Each node in the cluster used a Broadcom NetXtreme BCM57508 (1x100 GbE) NIC port connected to the Z9664F-ON. Network adapter efficiency was measured during the Llama 2 7 B fine-tuning process.
Bandwidth usage was measured during the fine-tuning process of the Llama 2 7B model, employing a batch size of 126 per GPU. Batch size refers to the number of training samples to be processed in one iteration.
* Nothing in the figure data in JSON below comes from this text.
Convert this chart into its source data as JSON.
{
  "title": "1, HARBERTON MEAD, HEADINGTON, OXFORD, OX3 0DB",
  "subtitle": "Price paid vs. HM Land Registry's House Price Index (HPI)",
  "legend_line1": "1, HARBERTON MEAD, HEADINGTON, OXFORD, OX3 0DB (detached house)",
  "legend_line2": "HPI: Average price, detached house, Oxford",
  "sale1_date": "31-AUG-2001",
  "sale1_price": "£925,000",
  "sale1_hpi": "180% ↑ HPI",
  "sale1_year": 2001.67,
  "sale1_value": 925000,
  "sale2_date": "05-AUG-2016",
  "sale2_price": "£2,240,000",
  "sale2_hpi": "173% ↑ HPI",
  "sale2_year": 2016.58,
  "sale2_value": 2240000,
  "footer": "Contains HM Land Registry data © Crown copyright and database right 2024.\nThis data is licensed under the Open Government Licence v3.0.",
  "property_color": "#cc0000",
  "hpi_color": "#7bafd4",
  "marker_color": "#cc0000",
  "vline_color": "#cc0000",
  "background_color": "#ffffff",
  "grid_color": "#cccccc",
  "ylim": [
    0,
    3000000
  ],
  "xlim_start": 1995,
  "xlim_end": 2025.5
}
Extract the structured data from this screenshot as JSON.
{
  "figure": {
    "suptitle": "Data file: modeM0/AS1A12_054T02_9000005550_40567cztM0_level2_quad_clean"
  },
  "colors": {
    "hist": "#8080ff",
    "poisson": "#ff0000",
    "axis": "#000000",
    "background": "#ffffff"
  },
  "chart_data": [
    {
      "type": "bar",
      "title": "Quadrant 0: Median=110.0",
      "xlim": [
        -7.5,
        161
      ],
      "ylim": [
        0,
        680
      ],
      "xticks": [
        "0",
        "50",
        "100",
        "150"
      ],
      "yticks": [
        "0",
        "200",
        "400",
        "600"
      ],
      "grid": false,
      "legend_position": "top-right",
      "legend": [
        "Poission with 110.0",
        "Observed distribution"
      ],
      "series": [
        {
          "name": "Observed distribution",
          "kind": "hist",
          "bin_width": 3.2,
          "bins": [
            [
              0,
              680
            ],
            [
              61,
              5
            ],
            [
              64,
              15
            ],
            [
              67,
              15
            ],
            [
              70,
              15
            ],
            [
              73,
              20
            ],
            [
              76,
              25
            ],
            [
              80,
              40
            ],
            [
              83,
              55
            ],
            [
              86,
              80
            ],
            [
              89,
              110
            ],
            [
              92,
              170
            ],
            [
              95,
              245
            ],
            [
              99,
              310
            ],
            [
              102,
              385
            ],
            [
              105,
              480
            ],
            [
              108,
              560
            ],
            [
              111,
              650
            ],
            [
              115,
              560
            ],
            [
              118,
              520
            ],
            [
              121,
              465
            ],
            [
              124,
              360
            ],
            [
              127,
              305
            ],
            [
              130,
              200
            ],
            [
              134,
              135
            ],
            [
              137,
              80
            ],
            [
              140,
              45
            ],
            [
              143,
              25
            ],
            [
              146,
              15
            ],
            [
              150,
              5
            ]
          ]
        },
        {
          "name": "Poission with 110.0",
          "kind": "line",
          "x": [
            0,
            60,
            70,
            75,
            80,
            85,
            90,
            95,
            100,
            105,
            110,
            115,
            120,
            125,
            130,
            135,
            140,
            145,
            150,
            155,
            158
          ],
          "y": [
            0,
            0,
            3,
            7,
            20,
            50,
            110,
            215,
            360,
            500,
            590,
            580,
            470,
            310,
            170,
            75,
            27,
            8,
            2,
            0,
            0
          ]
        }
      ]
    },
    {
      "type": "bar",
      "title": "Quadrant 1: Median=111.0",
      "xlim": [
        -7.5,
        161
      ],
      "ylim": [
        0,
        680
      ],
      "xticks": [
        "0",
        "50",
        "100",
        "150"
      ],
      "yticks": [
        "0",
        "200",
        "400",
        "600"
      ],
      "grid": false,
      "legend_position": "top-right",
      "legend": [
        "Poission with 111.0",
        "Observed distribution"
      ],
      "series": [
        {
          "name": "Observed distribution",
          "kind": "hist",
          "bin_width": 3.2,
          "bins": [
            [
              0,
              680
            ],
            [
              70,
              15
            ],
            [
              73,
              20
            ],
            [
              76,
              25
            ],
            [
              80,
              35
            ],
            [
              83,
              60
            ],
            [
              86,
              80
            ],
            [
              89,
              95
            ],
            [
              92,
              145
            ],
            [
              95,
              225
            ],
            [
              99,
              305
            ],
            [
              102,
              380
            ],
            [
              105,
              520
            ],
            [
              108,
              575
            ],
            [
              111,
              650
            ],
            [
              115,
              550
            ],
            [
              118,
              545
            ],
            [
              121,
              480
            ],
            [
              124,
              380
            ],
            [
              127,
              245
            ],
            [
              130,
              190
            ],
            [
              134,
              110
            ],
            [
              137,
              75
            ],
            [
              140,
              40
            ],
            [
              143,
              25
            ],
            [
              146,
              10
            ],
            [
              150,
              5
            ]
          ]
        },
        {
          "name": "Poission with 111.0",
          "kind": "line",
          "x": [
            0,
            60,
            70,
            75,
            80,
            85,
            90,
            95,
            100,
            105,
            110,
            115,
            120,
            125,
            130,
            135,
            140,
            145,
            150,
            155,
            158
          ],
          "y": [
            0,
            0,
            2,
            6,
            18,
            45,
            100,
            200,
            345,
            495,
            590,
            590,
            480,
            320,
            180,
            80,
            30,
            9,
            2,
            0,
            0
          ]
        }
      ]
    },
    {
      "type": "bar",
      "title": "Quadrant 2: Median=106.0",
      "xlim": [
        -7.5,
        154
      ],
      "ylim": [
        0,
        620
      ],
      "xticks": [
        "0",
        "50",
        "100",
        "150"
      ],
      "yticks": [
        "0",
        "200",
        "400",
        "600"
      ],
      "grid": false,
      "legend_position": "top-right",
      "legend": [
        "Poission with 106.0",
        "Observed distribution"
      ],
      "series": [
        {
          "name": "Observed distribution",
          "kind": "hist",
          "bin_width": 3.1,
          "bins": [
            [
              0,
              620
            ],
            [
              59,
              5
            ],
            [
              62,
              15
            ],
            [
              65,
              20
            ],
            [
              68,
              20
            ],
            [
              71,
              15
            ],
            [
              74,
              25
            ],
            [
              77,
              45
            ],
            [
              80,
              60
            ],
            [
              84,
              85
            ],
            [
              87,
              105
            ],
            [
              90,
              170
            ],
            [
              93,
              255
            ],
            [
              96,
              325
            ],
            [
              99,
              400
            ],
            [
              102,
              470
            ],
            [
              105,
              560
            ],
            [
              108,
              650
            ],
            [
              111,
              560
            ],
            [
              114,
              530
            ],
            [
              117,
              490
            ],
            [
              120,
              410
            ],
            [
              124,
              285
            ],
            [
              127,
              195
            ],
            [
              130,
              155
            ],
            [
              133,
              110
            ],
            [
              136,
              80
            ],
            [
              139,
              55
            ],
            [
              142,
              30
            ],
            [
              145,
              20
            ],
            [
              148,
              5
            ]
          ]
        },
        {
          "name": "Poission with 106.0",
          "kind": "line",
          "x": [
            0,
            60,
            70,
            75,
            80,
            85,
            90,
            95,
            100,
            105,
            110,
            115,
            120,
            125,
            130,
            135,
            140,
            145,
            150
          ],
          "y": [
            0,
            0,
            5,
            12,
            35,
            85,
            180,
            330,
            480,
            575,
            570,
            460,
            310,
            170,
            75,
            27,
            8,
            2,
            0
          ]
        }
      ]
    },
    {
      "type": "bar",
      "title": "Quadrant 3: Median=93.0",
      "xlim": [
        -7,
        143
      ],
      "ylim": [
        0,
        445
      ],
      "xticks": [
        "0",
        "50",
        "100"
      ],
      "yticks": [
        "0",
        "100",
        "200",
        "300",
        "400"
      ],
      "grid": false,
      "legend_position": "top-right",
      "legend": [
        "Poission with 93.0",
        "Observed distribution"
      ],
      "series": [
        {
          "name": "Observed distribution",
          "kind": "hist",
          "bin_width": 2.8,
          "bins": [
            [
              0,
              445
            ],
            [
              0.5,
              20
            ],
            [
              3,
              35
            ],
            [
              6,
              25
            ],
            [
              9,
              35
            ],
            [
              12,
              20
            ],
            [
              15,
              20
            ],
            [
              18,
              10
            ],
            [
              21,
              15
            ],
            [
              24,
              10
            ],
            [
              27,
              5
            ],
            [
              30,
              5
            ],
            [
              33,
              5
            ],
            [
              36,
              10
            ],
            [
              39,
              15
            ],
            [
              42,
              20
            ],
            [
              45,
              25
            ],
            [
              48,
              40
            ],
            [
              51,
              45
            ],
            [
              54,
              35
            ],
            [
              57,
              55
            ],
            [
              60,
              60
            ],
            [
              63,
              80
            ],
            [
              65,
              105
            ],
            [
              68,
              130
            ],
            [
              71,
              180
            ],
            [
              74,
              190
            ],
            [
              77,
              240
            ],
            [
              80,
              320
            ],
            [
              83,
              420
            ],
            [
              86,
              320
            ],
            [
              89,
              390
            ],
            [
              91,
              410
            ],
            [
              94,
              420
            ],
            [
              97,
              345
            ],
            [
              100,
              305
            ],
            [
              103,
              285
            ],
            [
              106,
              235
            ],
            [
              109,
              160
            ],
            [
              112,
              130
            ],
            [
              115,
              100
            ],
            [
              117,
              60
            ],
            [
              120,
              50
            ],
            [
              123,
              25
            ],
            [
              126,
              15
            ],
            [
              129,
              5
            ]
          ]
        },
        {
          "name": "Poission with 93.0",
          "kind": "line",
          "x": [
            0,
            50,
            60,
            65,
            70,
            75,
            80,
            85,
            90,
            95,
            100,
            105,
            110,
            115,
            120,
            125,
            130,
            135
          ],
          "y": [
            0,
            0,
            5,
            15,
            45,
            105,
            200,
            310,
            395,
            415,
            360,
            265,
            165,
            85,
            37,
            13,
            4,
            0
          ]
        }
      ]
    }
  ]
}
Component | XE9680 | XE8545 | R760xa |
Average Received Bandwidth(rx) | 9.25 Gbps | 9.17 Gbps | 9.26 Gbps |
Average Transmitted Bandwidth(tx) | 9.18 Gbps | 9.25 Gbps | 9.25 Gbps |
Average Total Bandwidth(rx+tx) | 18.4 Gbps | 18.4 Gbps | 18.5 Gbps |
Maximum Received Bandwidth(rx) | 46.0 Gbps | 44.3 Gbps | 43.6 Gbps |
Maximum Transmitted Bandwidth(tx) | 46.2 Gbps | 44.2 Gbps | 43.3 Gbps |
Maximum Total Bandwidth(rx+tx) | 92.2 Gbps | 88.5 Gbps | 86.9 Gbps |
The testing phase included two validation tests, each with five passes (epochs) through the entire dataset. The first test was with a single server, and the second test included all three servers in a cluster, dividing the fine-tuning workload across three nodes.
When taking on the workload alone, the XE8545 took two hours to complete one epoch. When the same workload was distributed across the 3-node cluster, the time per epoch fell to 46 minutes. This test shows enormous time savings when using a three-node cluster over a single node for training the model.
There were no bottlenecks on the network, which ran at full efficiency for this model. All components in this scenario ran at peak efficiency for this design.